Tommaso di Giovanni, PMI’s Vice President for Communications and Engagement, said that because there is “a lot of misinformation” about smoke-free products, PMI needed to ramp up its communication efforts by using scientific and art-based approaches when talking to government and media.
 

“Like the one we have with Seletti as well. They help us reaching that part of the smoking population that’s perhaps not making their choices only on rational knowledge but more on emotions,” he explained.
 

“And that reference to creativity, that reference to curiosity may actually reach these people better than others. And I think we have really this in common between the two brands,” he added.
 

Giovanni also emphasized the importance of “curiosity” as the driver of innovation in PMI’s collaboration with Seletti.
 

“Without curiosity, no one would actually look for better alternatives and this is where I think it lies, the heart of our collaboration.

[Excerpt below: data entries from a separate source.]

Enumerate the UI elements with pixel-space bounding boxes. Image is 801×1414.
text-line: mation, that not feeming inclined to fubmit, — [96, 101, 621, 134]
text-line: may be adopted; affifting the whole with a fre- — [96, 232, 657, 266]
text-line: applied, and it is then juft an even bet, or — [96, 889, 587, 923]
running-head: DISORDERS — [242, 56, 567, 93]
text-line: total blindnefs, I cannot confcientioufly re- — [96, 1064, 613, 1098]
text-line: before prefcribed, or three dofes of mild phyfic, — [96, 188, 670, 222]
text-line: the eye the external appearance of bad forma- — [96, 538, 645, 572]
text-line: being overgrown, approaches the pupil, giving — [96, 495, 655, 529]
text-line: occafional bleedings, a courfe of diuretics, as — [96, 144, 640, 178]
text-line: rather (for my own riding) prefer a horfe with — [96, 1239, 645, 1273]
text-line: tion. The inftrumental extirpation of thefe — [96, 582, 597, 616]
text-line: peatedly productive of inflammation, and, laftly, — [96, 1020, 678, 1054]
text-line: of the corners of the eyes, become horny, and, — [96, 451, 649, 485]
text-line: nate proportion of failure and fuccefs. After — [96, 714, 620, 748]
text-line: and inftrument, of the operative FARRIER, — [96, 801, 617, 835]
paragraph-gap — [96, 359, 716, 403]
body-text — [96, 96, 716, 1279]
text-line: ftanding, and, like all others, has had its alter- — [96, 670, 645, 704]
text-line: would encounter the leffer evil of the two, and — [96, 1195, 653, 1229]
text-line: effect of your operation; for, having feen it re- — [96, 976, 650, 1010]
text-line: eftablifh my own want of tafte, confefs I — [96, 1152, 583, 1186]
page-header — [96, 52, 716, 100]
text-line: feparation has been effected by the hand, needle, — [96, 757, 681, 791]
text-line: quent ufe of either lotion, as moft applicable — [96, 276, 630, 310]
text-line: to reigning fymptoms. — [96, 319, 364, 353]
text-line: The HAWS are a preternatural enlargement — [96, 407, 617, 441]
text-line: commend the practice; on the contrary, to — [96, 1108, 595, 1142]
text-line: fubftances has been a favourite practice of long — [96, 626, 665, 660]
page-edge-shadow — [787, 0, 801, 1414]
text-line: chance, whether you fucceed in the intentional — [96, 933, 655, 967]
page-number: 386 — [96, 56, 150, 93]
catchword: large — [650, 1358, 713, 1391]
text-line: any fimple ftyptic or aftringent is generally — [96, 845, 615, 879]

We, through curiosity, through innovation, are changing the way people consume nicotine to improve public health,” he said.
 

New concept
 

Seletti admitted that there are difficulties in coming up with the unconventional design of the installation “because we take some inspirations from the past.”

Piazza_PMI2.jpeg
This bold reimagination of the traditional Italian piazza is a multi-sensory space where people will meet, converse, and connect, says PMI. 

 

“Building, for example, the bricks but also the black and white antique building or the bricks are designed with a new concept,” he shared.
 

Giovanni, for his part, described Seletti’s work as unprecedented because “it steps out of the box and makes it happen.”
 

“And by doing that, it plays at a different level of sensorial experience, emotional experience, convincing people actually to change. That’s what I think that is what we have in common,” he added.
 

While Giovanni could not give details, the official revealed there might be other collaborations “around the world and with local artists, who, like Seletti, like to push the boundaries of curiosity, creativity, and innovation, turning something of common use into something much better.”